Oddo, John E. (Water Research Institute, Inc.) | Zhou, Xinliang (Water Research Institute, Inc.) | Linz, David G. (Gas Research Institute) | He, Shiliang (Rice University) | Tomson, Mason B. (Rice University)
Some oil field scales have the potential to contain regulated levels of naturally occurring radioactive materials (NORM). It is estimated that between 300,000 and 1,000,000 tons of NORM scale are produced each year. In addition, scale deposition in producing facilities negatively impacts rates of production and is expensive to treat and remediate. The most common NORM containing scale is BaSO4, or barite. This paper presents the results of a Gas Research Institute study that investigates the causes of NORM scale formation and mitigation techniques employed in the field.
Chemical threshold scale inhibitors are generally employed to inhibit scale formation in production systems.
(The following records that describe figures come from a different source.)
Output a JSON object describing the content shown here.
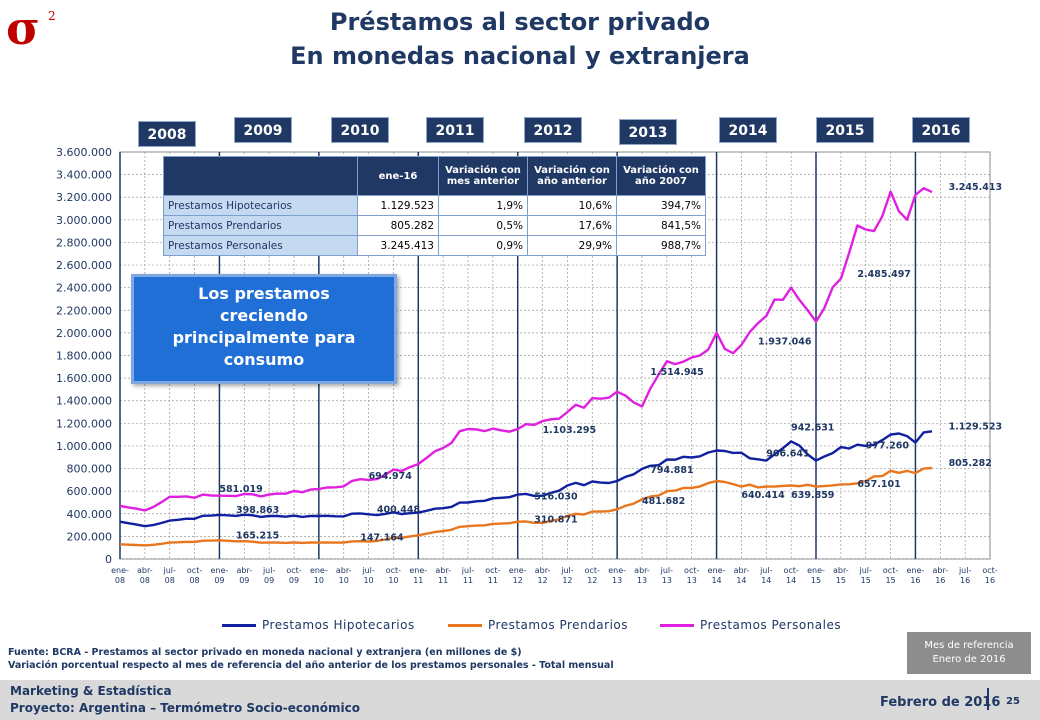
{
  "logo": {
    "symbol": "σ",
    "superscript": "2"
  },
  "title": {
    "line1": "Préstamos al sector privado",
    "line2": "En monedas nacional y extranjera"
  },
  "years": [
    "2008",
    "2009",
    "2010",
    "2011",
    "2012",
    "2013",
    "2014",
    "2015",
    "2016"
  ],
  "summary_table": {
    "headers": [
      "ene-16",
      "Variación con\nmes anterior",
      "Variación con\naño anterior",
      "Variación con\naño 2007"
    ],
    "rows": [
      [
        "Prestamos Hipotecarios",
        "1.129.523",
        "1,9%",
        "10,6%",
        "394,7%"
      ],
      [
        "Prestamos Prendarios",
        "805.282",
        "0,5%",
        "17,6%",
        "841,5%"
      ],
      [
        "Prestamos Personales",
        "3.245.413",
        "0,9%",
        "29,9%",
        "988,7%"
      ]
    ]
  },
  "callout": {
    "line1": "Los prestamos",
    "line2": "creciendo",
    "line3": "principalmente  para",
    "line4": "consumo"
  },
  "colors": {
    "hipotecarios": "#1020a0",
    "prendarios": "#e8761e",
    "personales": "#e020e0",
    "navy": "#1f3864"
  },
  "chart_data": {
    "type": "line",
    "ylim": [
      0,
      3600000
    ],
    "yticks": [
      "0",
      "200.000",
      "400.000",
      "600.000",
      "800.000",
      "1.000.000",
      "1.200.000",
      "1.400.000",
      "1.600.000",
      "1.800.000",
      "2.000.000",
      "2.200.000",
      "2.400.000",
      "2.600.000",
      "2.800.000",
      "3.000.000",
      "3.200.000",
      "3.400.000",
      "3.600.000"
    ],
    "xticks": [
      "ene-08",
      "abr-08",
      "jul-08",
      "oct-08",
      "ene-09",
      "abr-09",
      "jul-09",
      "oct-09",
      "ene-10",
      "abr-10",
      "jul-10",
      "oct-10",
      "ene-11",
      "abr-11",
      "jul-11",
      "oct-11",
      "ene-12",
      "abr-12",
      "jul-12",
      "oct-12",
      "ene-13",
      "abr-13",
      "jul-13",
      "oct-13",
      "ene-14",
      "abr-14",
      "jul-14",
      "oct-14",
      "ene-15",
      "abr-15",
      "jul-15",
      "oct-15",
      "ene-16",
      "abr-16",
      "jul-16",
      "oct-16"
    ],
    "n_months": 108,
    "series": [
      {
        "name": "Prestamos Hipotecarios",
        "knots": [
          [
            0,
            330000
          ],
          [
            3,
            290000
          ],
          [
            6,
            340000
          ],
          [
            12,
            390000
          ],
          [
            18,
            380000
          ],
          [
            24,
            380000
          ],
          [
            30,
            395000
          ],
          [
            36,
            410000
          ],
          [
            42,
            500000
          ],
          [
            48,
            570000
          ],
          [
            51,
            560000
          ],
          [
            54,
            650000
          ],
          [
            60,
            690000
          ],
          [
            66,
            880000
          ],
          [
            72,
            960000
          ],
          [
            78,
            870000
          ],
          [
            81,
            1040000
          ],
          [
            84,
            870000
          ],
          [
            87,
            990000
          ],
          [
            90,
            1000000
          ],
          [
            93,
            1100000
          ],
          [
            94,
            1110000
          ],
          [
            96,
            1030000
          ],
          [
            97,
            1120000
          ],
          [
            98,
            1129523
          ]
        ]
      },
      {
        "name": "Prestamos Prendarios",
        "knots": [
          [
            0,
            130000
          ],
          [
            3,
            120000
          ],
          [
            6,
            145000
          ],
          [
            12,
            165000
          ],
          [
            18,
            145000
          ],
          [
            24,
            145000
          ],
          [
            30,
            155000
          ],
          [
            36,
            210000
          ],
          [
            42,
            290000
          ],
          [
            48,
            330000
          ],
          [
            51,
            320000
          ],
          [
            54,
            380000
          ],
          [
            60,
            440000
          ],
          [
            66,
            600000
          ],
          [
            72,
            690000
          ],
          [
            75,
            640000
          ],
          [
            78,
            640000
          ],
          [
            81,
            650000
          ],
          [
            84,
            640000
          ],
          [
            87,
            660000
          ],
          [
            90,
            690000
          ],
          [
            93,
            780000
          ],
          [
            96,
            760000
          ],
          [
            97,
            800000
          ],
          [
            98,
            805282
          ]
        ]
      },
      {
        "name": "Prestamos Personales",
        "knots": [
          [
            0,
            470000
          ],
          [
            3,
            430000
          ],
          [
            6,
            550000
          ],
          [
            12,
            560000
          ],
          [
            18,
            570000
          ],
          [
            24,
            620000
          ],
          [
            30,
            700000
          ],
          [
            36,
            840000
          ],
          [
            42,
            1150000
          ],
          [
            48,
            1150000
          ],
          [
            51,
            1220000
          ],
          [
            54,
            1300000
          ],
          [
            60,
            1480000
          ],
          [
            63,
            1350000
          ],
          [
            66,
            1750000
          ],
          [
            70,
            1800000
          ],
          [
            72,
            2000000
          ],
          [
            74,
            1820000
          ],
          [
            78,
            2150000
          ],
          [
            81,
            2400000
          ],
          [
            84,
            2100000
          ],
          [
            87,
            2480000
          ],
          [
            89,
            2950000
          ],
          [
            91,
            2900000
          ],
          [
            93,
            3250000
          ],
          [
            95,
            3000000
          ],
          [
            96,
            3220000
          ],
          [
            98,
            3245413
          ]
        ]
      }
    ],
    "annotations": [
      {
        "text": "581.019",
        "x": 12,
        "y": 575000
      },
      {
        "text": "398.863",
        "x": 14,
        "y": 390000
      },
      {
        "text": "165.215",
        "x": 14,
        "y": 165000
      },
      {
        "text": "694.974",
        "x": 30,
        "y": 690000
      },
      {
        "text": "400.448",
        "x": 31,
        "y": 395000
      },
      {
        "text": "147.164",
        "x": 29,
        "y": 145000
      },
      {
        "text": "1.103.295",
        "x": 51,
        "y": 1095000
      },
      {
        "text": "516.030",
        "x": 50,
        "y": 510000
      },
      {
        "text": "310.871",
        "x": 50,
        "y": 305000
      },
      {
        "text": "1.514.945",
        "x": 64,
        "y": 1610000
      },
      {
        "text": "794.881",
        "x": 64,
        "y": 745000
      },
      {
        "text": "481.682",
        "x": 63,
        "y": 470000
      },
      {
        "text": "1.937.046",
        "x": 77,
        "y": 1880000
      },
      {
        "text": "942.631",
        "x": 81,
        "y": 1120000
      },
      {
        "text": "906.641",
        "x": 78,
        "y": 890000
      },
      {
        "text": "640.414",
        "x": 75,
        "y": 520000
      },
      {
        "text": "639.859",
        "x": 81,
        "y": 520000
      },
      {
        "text": "2.485.497",
        "x": 89,
        "y": 2475000
      },
      {
        "text": "977.260",
        "x": 90,
        "y": 960000
      },
      {
        "text": "657.101",
        "x": 89,
        "y": 620000
      },
      {
        "text": "3.245.413",
        "x": 100,
        "y": 3245413
      },
      {
        "text": "1.129.523",
        "x": 100,
        "y": 1129523
      },
      {
        "text": "805.282",
        "x": 100,
        "y": 805282
      }
    ]
  },
  "legend": [
    "Prestamos Hipotecarios",
    "Prestamos Prendarios",
    "Prestamos Personales"
  ],
  "source": {
    "line1": "Fuente: BCRA - Prestamos al sector privado en moneda nacional y extranjera (en millones de $)",
    "line2": "Variación porcentual respecto al mes de referencia del año anterior de los prestamos personales - Total mensual"
  },
  "reference": {
    "line1": "Mes de referencia",
    "line2": "Enero de 2016"
  },
  "footer": {
    "line1": "Marketing & Estadística",
    "line2": "Proyecto: Argentina – Termómetro Socio-económico",
    "date": "Febrero de 2016",
    "page": "25"
  }
}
However, there is little agreement on which scale inhibitor is most effective with respect to differing water chemistries, temperatures and conditions encountered. Results using a GRI patented inhibitor evaluation apparatus can be used to determine the most effective inhibitor for a specific field application. Work in the Michigan Basin presented in the last conference indicated that a phosphinopolycarboxylate was most effective against NORM barium sulfate scale formation at low temperatures in relatively fresh water. Further work in this study identifies phosphonates as being more effective in the higher ionic strength (TDS) waters and higher temperature regimes that can be expected in the Gulf Coast. A matrix of ionic strength and temperatures with inhibition response is presented.
Although more NORM fields were studied, two are presented in detail. In these fields, three causes of NORM scale were identified; 1) Incipient scale in a well due to production; 2) Scale formation due to previous seawater floods and; 3) The commingling of waters from different zones or wells. Field treatment techniques employed in the two fields studied are summarized in the paper.
Inhibitor squeeze procedures were also studied in the laboratory and in the field. A squeeze simulation apparatus was constructed to research inhibitor squeeze practices in the laboratory. Results from this work resulted in successful inhibitor squeeze applications in the field. The inhibitor squeeze apparatus and the field results are discussed in the paper. Squeeze life has been extended from an average of two to six months to two to three years or more as a result of the work.